When I received the phone call from Noah’s teacher I realized how different a student Noah was than I. I had always assumed everyone knew how to be organized and now I was seeing for the first time that it wasn’t true. Noah’s backpack weighed more than he did and looked like it was better equipped for a cross-country trek than a cross-town bus ride to school. His homework got done and often managed to make it into his backpack, but that was where the train derailed: his assignments never saw the light of day again. At the age of eleven, Noah was missing deadlines, always searching for school-supplies, running late between classes and, as a result, starting to fail some of his subjects. I began making connections between Noah’s organizing habits and his academic performance, and we worked out a system together that enabled him to not only keep track of his homework but to make sure he handed it in.
As a middle school librarian I saw that Noah wasn’t the only one hitting these bumps in the road. Each May I would chase down library books that were taken out in October. The kids who had taken them out always had the best intentions and plenty of excuses—“I’ll bring it in tomorrow,” “It’s somewhere in my room,” “I swear it was in my locker last week!” I began to realize that these same students ran into trouble in sixth grade when school became departmentalized. Their names came up in faculty meetings year after year as the symptoms they had exhibited early on with their overdue library books now manifested themselves in overdue assignments, missed homework and deteriorating grades. The root of the problem had nothing to do with the students’ intelligence or motivation to do well in school; it had to do with their lack of basic organizational skills.

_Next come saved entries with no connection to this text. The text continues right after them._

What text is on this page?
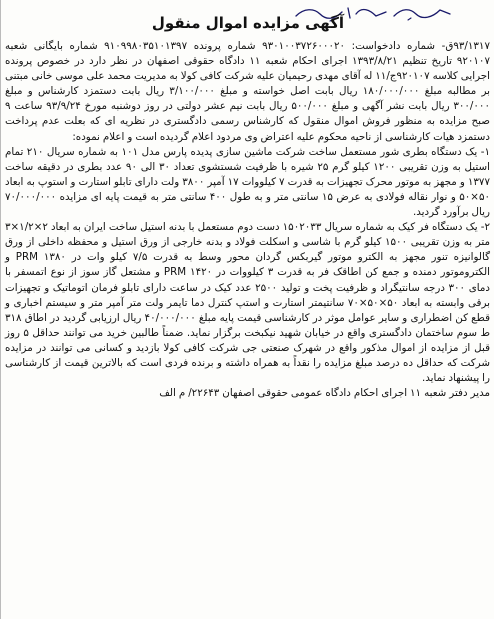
آگهی مزایده اموال منقول

۹۳/۱۳۱۷ق- شماره دادخواست: ۹۳۰۱۰۰۳۷۲۶۰۰۰۲۰ شماره پرونده ۹۱۰۹۹۸۰۳۵۱۰۱۳۹۷ شماره بایگانی شعبه ۹۲۰۱۰۷ تاریخ تنظیم ۱۳۹۳/۸/۲۱ اجرای احکام شعبه ۱۱ دادگاه حقوقی اصفهان در نظر دارد در خصوص پرونده اجرایی کلاسه ۹۲۰۱۰۷ج/۱۱ له آقای مهدی رحیمیان علیه شرکت کافی کولا به مدیریت محمد علی موسی خانی مبتنی بر مطالبه مبلغ ۱۸۰/۰۰۰/۰۰۰ ریال بابت اصل خواسته و مبلغ ۳/۱۰۰/۰۰۰ ریال بابت دستمزد کارشناس و مبلغ ۳۰۰/۰۰۰ ریال بابت نشر آگهی و مبلغ ۵۰۰/۰۰۰ ریال بابت نیم عشر دولتی در روز دوشنبه مورخ ۹۳/۹/۲۴ ساعت ۹ صبح مزایده به منظور فروش اموال منقول که کارشناس رسمی دادگستری در نظریه ای که بعلت عدم پرداخت دستمزد هیات کارشناسی از ناحیه محکوم علیه اعتراض وی مردود اعلام گردیده است و اعلام نموده:

۱- یک دستگاه بطری شور مستعمل ساخت شرکت ماشین سازی پدیده پارس مدل ۱۰۱ به شماره سریال ۲۱۰ تمام استیل به وزن تقریبی ۱۲۰۰ کیلو گرم ۲۵ شیره با ظرفیت شستشوی تعداد ۳۰ الی ۹۰ عدد بطری در دقیقه ساخت ۱۳۷۷ و مجهز به موتور محرک تجهیزات به قدرت ۷ کیلووات ۱۷ آمپر ۳۸۰۰ ولت دارای تابلو استارت و استوپ به ابعاد ۵۰×۵۰ و نوار نقاله فولادی به عرض ۱۵ سانتی متر و به طول ۴۰۰ سانتی متر به قیمت پایه ای مزایده ۷۰/۰۰۰/۰۰۰ ریال برآورد گردید.

۲- یک دستگاه فر کیک به شماره سریال ۱۵۰۲۰۳۳ دست دوم مستعمل با بدنه استیل ساخت ایران به ابعاد ۲×۱/۲×۳ متر به وزن تقریبی ۱۵۰۰ کیلو گرم با شاسی و اسکلت فولاد و بدنه خارجی از ورق استیل و محفظه داخلی از ورق گالوانیزه تنور مجهز به الکترو موتور گیربکس گردان محور وسط به قدرت ۷/۵ کیلو وات در ۱۳۸۰ PRM و الکتروموتور دمنده و جمع کن اطاقک فر به قدرت ۳ کیلووات در ۱۴۲۰ PRM و مشتعل گاز سوز از نوع اتمسفر با دمای ۳۰۰ درجه سانتیگراد و ظرفیت پخت و تولید ۲۵۰۰ عدد کیک در ساعت دارای تابلو فرمان اتوماتیک و تجهیزات برقی وابسته به ابعاد ۵۰×۵۰×۷۰ سانتیمتر استارت و استپ کنترل دما تایمر ولت متر آمپر متر و سیستم اخباری و قطع کن اضطراری و سایر عوامل موثر در کارشناسی قیمت پایه مبلغ ۴۰/۰۰۰/۰۰۰ ریال ارزیابی گردید در اطاق ۳۱۸ ط سوم ساختمان دادگستری واقع در خیابان شهید نیکبخت برگزار نماید. ضمناً طالبین خرید می توانند حداقل ۵ روز قبل از مزایده از اموال مذکور واقع در شهرک صنعتی جی شرکت کافی کولا بازدید و کسانی می توانند در مزایده شرکت که حداقل ده درصد مبلغ مزایده را نقداً به همراه داشته و برنده فردی است که بالاترین قیمت از کارشناسی را پیشنهاد نماید.

مدیر دفتر شعبه ۱۱ اجرای احکام دادگاه عمومی حقوقی اصفهان ۲۲۶۴۳/ م الف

…Learning to be organized is a process. It requires dedication, a little optimism and a lot of support. It’s a skill that needs to be taught, practiced, and honed, and there isn’t a child (or adult) who can’t benefit from the lessons in this book. Use the assessment questions provided in each chapter to pinpoint the place in your child’s academic life where the system breaks down and discover insightful ways to rebuild each element, from the backpack to the bedroom. There are countless ways to make things fun and efficient, and as many unique solutions as there are students who need them.
In this book I offer the tricks and tools I’ve gathered over the years, many of which came from the wonderful students with whom I’ve worked. You’ve taken the first step towards helping your child create an organized life. With time, patience, an open mind and the desire to help you can teach your child an invaluable lifelong skill. I wish you the best of luck as you embark upon this journey.